Step 6: Stay Updated with Security Alerts and Social Media

Security is a moving target. Follow trusted security researchers and platforms on Twitter (e.g., @samczsun, @DefiLlama, @rektnews). Join the protocol's official Discord or Telegram to catch early warnings about potential vulnerabilities or paused contracts. Also, enable push notifications from blockchain monitoring tools like Forta or Tenderly to receive real-time alerts about suspicious transactions in any protocol you hold funds in. Many April exploits could have been avoided if users had acted on pre-exploit warnings.

Step 7: Diversify Your Yield Farming Strategies

Don't put all your eggs in one basket. Spread your capital across multiple protocols, chains, and asset types. Choose well-established platforms like Aave, Uniswap, or Curve for larger positions, and only allocate a small portion to newer, higher-yield farms. Also, regularly check the 'health factor' of your positions — if a protocol's TVL starts dropping sharply, it may be a sign of an imminent attack. By diversifying, you limit your exposure to any single exploit.

Tips for Long-Term Safety

  • Always approve the minimum — When you connect your wallet, limit token approvals to the exact amount needed. Use tools like Revoke.cash to regularly audit and remove unused approvals.
  • Beware of social engineering — Phishing links and fake airdrop campaigns are on the rise. Never sign random transactions or give your seed phrase to anyone.
  • Consider using a multisig for large funds — Services like Gnosis Safe allow you to require multiple signatures for any withdrawal, adding a critical layer of security.
  • Keep a small 'canary' amount — Test new protocols with a tiny deposit first. If that amount is stolen, you lose little but gain a crucial warning.
  • Double-check contract addresses — Always verify you're interacting with the official contract by comparing the address on the project's website, GitHub, and Etherscan. Scammers often deploy fake contracts with similar names.

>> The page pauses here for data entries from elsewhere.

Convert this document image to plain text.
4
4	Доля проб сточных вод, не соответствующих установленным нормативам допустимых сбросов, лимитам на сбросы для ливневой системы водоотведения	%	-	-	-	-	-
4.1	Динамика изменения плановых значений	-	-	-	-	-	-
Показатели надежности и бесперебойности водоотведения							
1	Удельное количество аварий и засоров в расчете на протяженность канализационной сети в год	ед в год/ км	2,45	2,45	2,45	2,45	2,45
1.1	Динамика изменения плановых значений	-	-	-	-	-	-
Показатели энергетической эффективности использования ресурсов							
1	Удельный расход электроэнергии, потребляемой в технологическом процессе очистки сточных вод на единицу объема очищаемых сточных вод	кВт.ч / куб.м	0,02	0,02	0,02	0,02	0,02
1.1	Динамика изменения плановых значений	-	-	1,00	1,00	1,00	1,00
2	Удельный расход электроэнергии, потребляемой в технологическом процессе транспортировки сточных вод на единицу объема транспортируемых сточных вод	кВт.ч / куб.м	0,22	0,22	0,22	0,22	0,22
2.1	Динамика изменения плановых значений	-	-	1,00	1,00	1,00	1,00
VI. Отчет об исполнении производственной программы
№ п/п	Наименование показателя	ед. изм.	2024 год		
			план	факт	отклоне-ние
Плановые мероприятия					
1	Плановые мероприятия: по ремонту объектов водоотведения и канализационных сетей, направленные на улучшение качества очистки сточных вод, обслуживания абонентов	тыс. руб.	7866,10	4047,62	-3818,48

April's record $635 million in losses is a stark reminder that DeFi security requires constant vigilance. By following these seven steps and the additional tips, you can significantly reduce your risk and protect your hard‑earned crypto assets. Remember: in the world of DeFi, your security is your own responsibility. Stay informed, stay cautious, and never invest more than you can afford to lose.